Carotta is no historian.

This is true… or rather: was true, because meanwhile he publishes in peer-reviewed journals of ancient history and other “respected” forms. What is true is that his main field of expertise is translation and the knowledge of many languages. (In the above documentary we hear him speak in seven different languages, plus reciting in Latin and ancient Greek.) So even before he became a traditional historian in recent years, he already had the ability to call attention to similarities that had not been seen by the philologists until then, for example the correspondences between GALLIA and GALILAEA, CORFINIVM and CAFARNAVM, MÀRIA and MARÌA, LONGINVS and LONGINVS, etc. pp. This will remain his merit, even if people like A.P. fail to see the relevance.

Finally, if you have managed to read this far, you will be amused to learn that the “fact” that Julius Caesar was historical, but that some scholars dispute the historicity of Jesus, proves that they were one and the same man.

A.P. wants this to be a bon-mot, but in fact it is another one of his irrationalities: the historicity of Jesus is disputed by many, because there are no valid historiographical sources, while the existence of Christianity itself (and its quick victory over ancient paganism) speaks for the historical existence of its founder—the fundamental aporia of early Christianity. So it is clear that the only way out of this aporia is to assume with Carotta that a diegetic transposition occurred. And to our knowledge, the best candidates for the historical urtext are the Caesar sources.

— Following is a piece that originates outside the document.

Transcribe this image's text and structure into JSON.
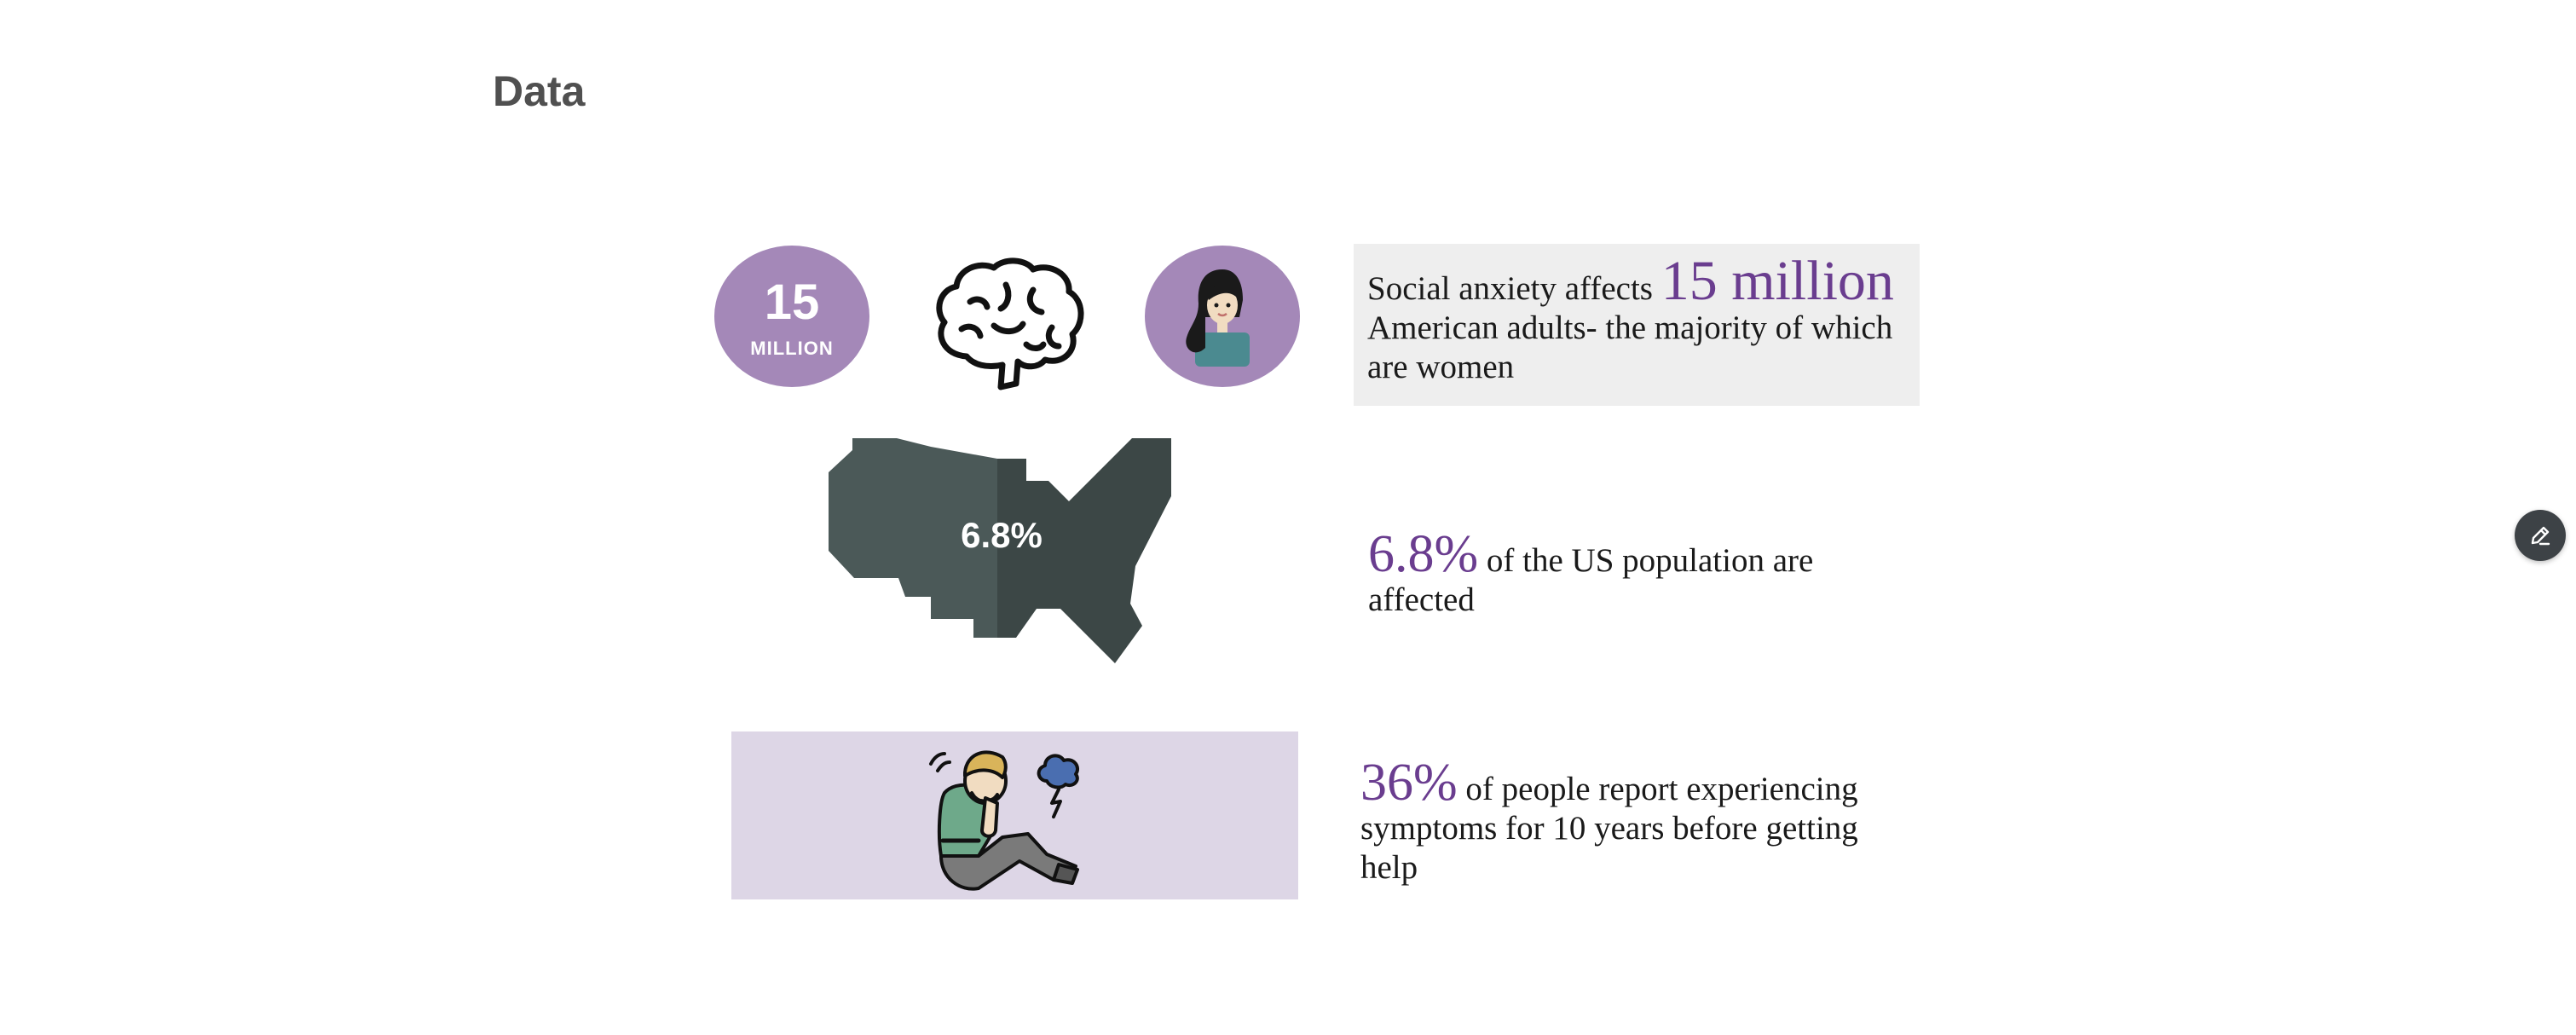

And all of this nonsense because Caesar was chrêstos. (Or was he?)

Of course he was: see above. But this “nonsense”—oh, by the way: so was Christianity received at the beginning, as nonsense, as insanity—owes to another simple fact: the people, who considered Caesar a righteous man, did not accept his assassination, and they “believed” he was elevated to heaven, placed among the immortals. And because he was now an immortal, his story—like the legends or myths of other immortals, for example Zeus and Dionysus—could be transferred into any other place, retold and rewritten. That is the reason why we have so many versions of Christ’s (i.e. Caesar’s) story, canonical and apocryphal, originating from so many different (but all formerly Roman) cultures, giving him different names. Carotta has shown how it all happened.

A.P. is of course free not to take it seriously, and consider it nonsense. The deplorable thing is that he does not quote correctly, that he gives his own warped interpretations before presenting the facts, and thereby shows us that he did not work sine ira et studio, but cum ira et sine studio. What a pity. We could continue to dissect and debunk the rest of his feeble arguments as well, but it would only be a waste of time.

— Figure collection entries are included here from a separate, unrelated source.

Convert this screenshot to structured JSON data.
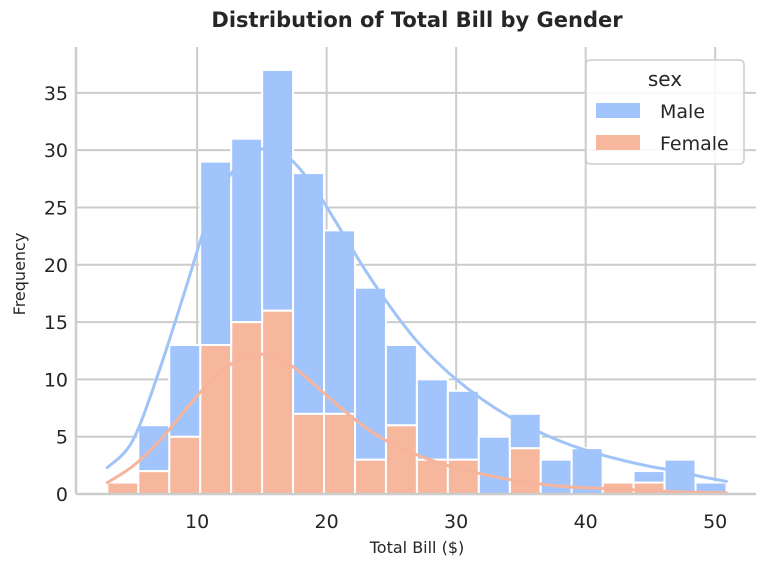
{
  "chart_data": {
    "type": "bar",
    "subtype": "stacked-histogram-with-kde",
    "title": "Distribution of Total Bill by Gender",
    "xlabel": "Total Bill ($)",
    "ylabel": "Frequency",
    "xlim": [
      0.65,
      53.15
    ],
    "ylim": [
      0,
      39
    ],
    "xticks": [
      10,
      20,
      30,
      40,
      50
    ],
    "yticks": [
      0,
      5,
      10,
      15,
      20,
      25,
      30,
      35
    ],
    "grid": true,
    "legend": {
      "title": "sex",
      "position": "top-right"
    },
    "bin_edges": [
      3.07,
      5.46,
      7.85,
      10.24,
      12.63,
      15.02,
      17.41,
      19.8,
      22.19,
      24.58,
      26.97,
      29.36,
      31.75,
      34.14,
      36.53,
      38.92,
      41.31,
      43.7,
      46.09,
      48.48,
      50.87
    ],
    "series": [
      {
        "name": "Male",
        "color": "#a1c4fd",
        "kde_color": "#a1c4f8",
        "values": [
          0,
          4,
          8,
          16,
          16,
          21,
          21,
          16,
          15,
          7,
          7,
          6,
          5,
          3,
          3,
          4,
          0,
          1,
          3,
          1
        ]
      },
      {
        "name": "Female",
        "color": "#f7b79d",
        "kde_color": "#f6b49c",
        "values": [
          1,
          2,
          5,
          13,
          15,
          16,
          7,
          7,
          3,
          6,
          3,
          3,
          0,
          4,
          0,
          0,
          1,
          1,
          0,
          0
        ]
      }
    ],
    "totals": [
      1,
      6,
      13,
      29,
      31,
      37,
      28,
      23,
      18,
      13,
      10,
      9,
      5,
      7,
      3,
      4,
      1,
      2,
      3,
      1
    ],
    "kde": {
      "x": [
        3.07,
        5,
        7,
        9,
        11,
        13,
        15,
        17,
        19,
        21,
        23,
        25,
        27,
        29,
        31,
        33,
        35,
        37,
        39,
        41,
        43,
        45,
        47,
        49,
        50.87
      ],
      "male_cumulative": [
        2.3,
        4.6,
        10.5,
        17.5,
        24.5,
        28.5,
        30.1,
        29.4,
        26.8,
        23.2,
        19.5,
        16.2,
        13.3,
        11.0,
        9.1,
        7.5,
        6.2,
        5.1,
        4.2,
        3.5,
        2.9,
        2.4,
        2.0,
        1.5,
        1.1
      ],
      "female": [
        1.0,
        2.4,
        4.5,
        7.2,
        9.8,
        11.6,
        12.2,
        11.4,
        9.6,
        7.6,
        5.8,
        4.4,
        3.4,
        2.6,
        2.0,
        1.5,
        1.1,
        0.8,
        0.6,
        0.5,
        0.4,
        0.3,
        0.2,
        0.15,
        0.1
      ]
    }
  }
}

Note: In the meantime A.P. has responded to this article with more blunders and slander. Read our reply here. For yet another (and final) follow-up rebuttal see here.

POSTSCRIPT

Weirder still, A.P.’s pile of blunders has actually been endorsed by James McGrath (Butler Univ.) on his blog (archive), probably without reading A.P.’s write-up meticulously, and surely without knowing anything about Carotta’s theory beforehand. (Still, he chose to refer to it as “bunk”.) As to what McGrath alleges in his short post, there is a big difference between the mythers and Carotta: mythicism claims that Jesus never existed, that he is merely and purely a figure of legend. But if the historical person behind the Biblical figure Jesus Christ was Julius Caesar, then the god of Christianity has an actual and tangible historical existence. So here is our big question to our Mr. Professor, a butler of the fabulating orthodoxy:

What is more important to you: that Jesus existed, or that he was not Caesar? That he was “of Nazareth”, or that he existed?